The current Air Force and Air National Guard installations under consideration are: Boise Air Terminal Airport Air Guard Station, Idaho; Holloman AFB, N.M.; Luke AFB, Ariz.; and Tucson International Airport Air Guard Station, Ariz.
“Candidate installations were identified through a deliberate process that began with a clear definition of training requirements and progressed through a screening process,” said Kathleen Ferguson, Deputy Assistant Secretary of the Air Force for Installations. “For planning purposes, the Air Force is analyzing the impacts of basing increments of 24 aircraft, from 24 to 144, depending on capacity at the candidate installations.”
Luke AFB is the Air Force’s preferred alternative for the pilot training center.

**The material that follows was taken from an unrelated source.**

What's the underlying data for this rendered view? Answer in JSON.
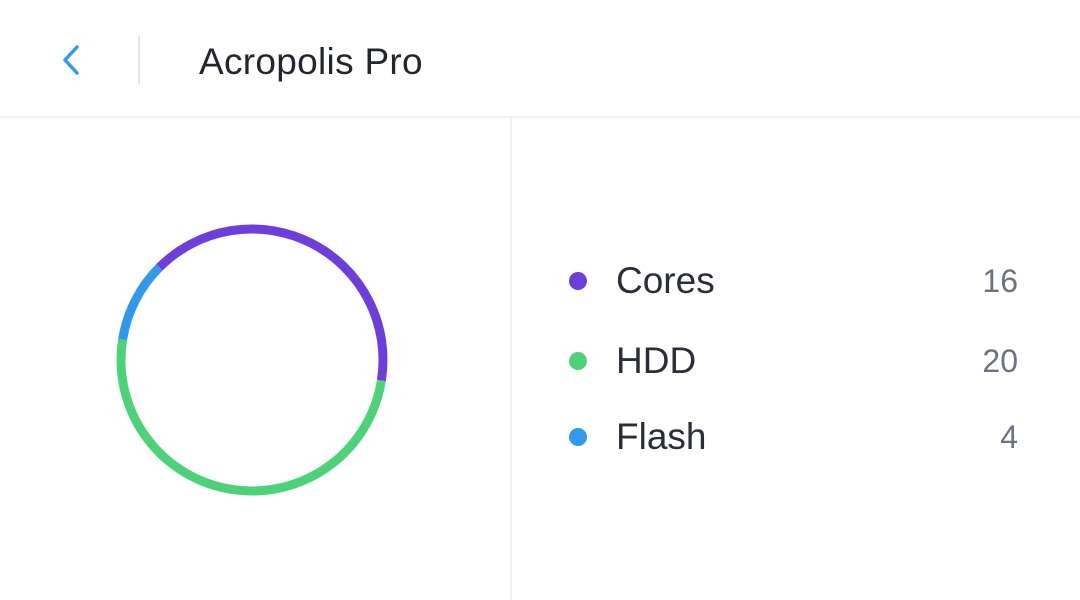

No final decisions regarding the training center’s location will be made until after the environmental impact analysis is complete.
The F-35A is a fifth-generation fighter aircraft designed with stealth, maneuverability and integrated avionics to assume multi-role missions. The Air Force views the fifth-generation aircraft integral to the future of strike aviation and to counter emerging anti-access/area denial threats.

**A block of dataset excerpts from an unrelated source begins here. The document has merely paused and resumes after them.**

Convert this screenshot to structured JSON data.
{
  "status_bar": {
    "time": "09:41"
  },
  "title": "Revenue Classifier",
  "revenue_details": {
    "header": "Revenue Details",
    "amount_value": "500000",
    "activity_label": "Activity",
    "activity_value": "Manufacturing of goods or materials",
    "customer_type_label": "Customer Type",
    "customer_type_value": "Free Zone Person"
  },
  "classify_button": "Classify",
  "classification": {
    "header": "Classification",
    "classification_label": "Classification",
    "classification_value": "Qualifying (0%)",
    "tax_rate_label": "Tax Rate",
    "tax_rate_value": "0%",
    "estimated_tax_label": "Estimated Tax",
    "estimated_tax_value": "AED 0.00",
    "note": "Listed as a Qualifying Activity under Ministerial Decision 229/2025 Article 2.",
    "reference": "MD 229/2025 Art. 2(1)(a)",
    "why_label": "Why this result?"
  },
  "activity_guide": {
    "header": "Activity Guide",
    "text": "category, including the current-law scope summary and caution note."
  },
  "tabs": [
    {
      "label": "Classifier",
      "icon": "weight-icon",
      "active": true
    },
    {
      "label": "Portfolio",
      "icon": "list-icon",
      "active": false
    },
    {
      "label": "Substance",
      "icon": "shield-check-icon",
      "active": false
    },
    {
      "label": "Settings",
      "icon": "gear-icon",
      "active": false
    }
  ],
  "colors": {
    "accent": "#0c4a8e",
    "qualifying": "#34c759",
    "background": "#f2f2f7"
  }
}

“Our aging fourth-generation aircraft lack modern stealth technology and integrated avionics, and will become increasingly less useful against burgeoning adversary anti-access and area-denial strategies and capabilities such as air defense systems, radars, missiles, and aircraft,” Air Force Chief of Staff Gen. Norton Schwartz said. “As such, we remain committed to the fifth-generation F-35, which represents the future of tactical aviation for the Air Force.”

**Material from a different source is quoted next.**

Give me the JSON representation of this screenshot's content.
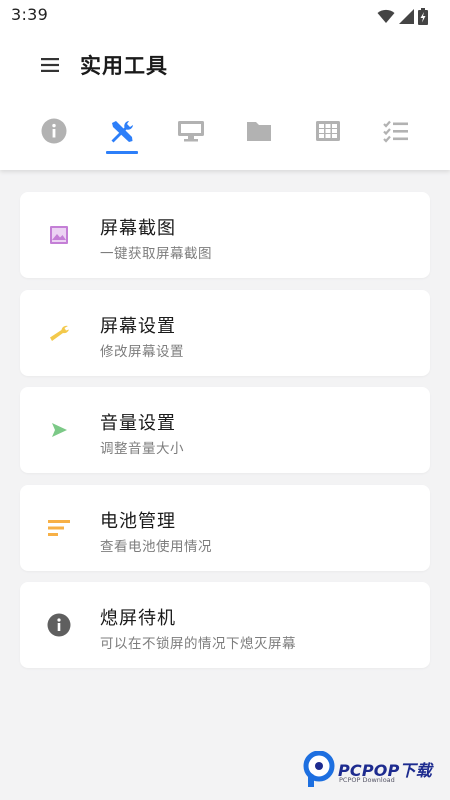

The Draft environmental impact statement for the F-35A pilot training center opens a 45-day public comment period ending March 14. The Air Force will conduct 13 public hearings at locations surrounding the potentially impacted communities to receive oral and written comments on the Draft EIS, Ferguson said.
“The Air Force is committed to planning future activities while considering environmental and community impacts and minimizing them where practical,” she said. “A final decision will be reflected in a Record of Decision expected in the summer of 2012.”
The Federal Aviation Administration and U. S. Marine Corps are cooperating agencies in the EIS process.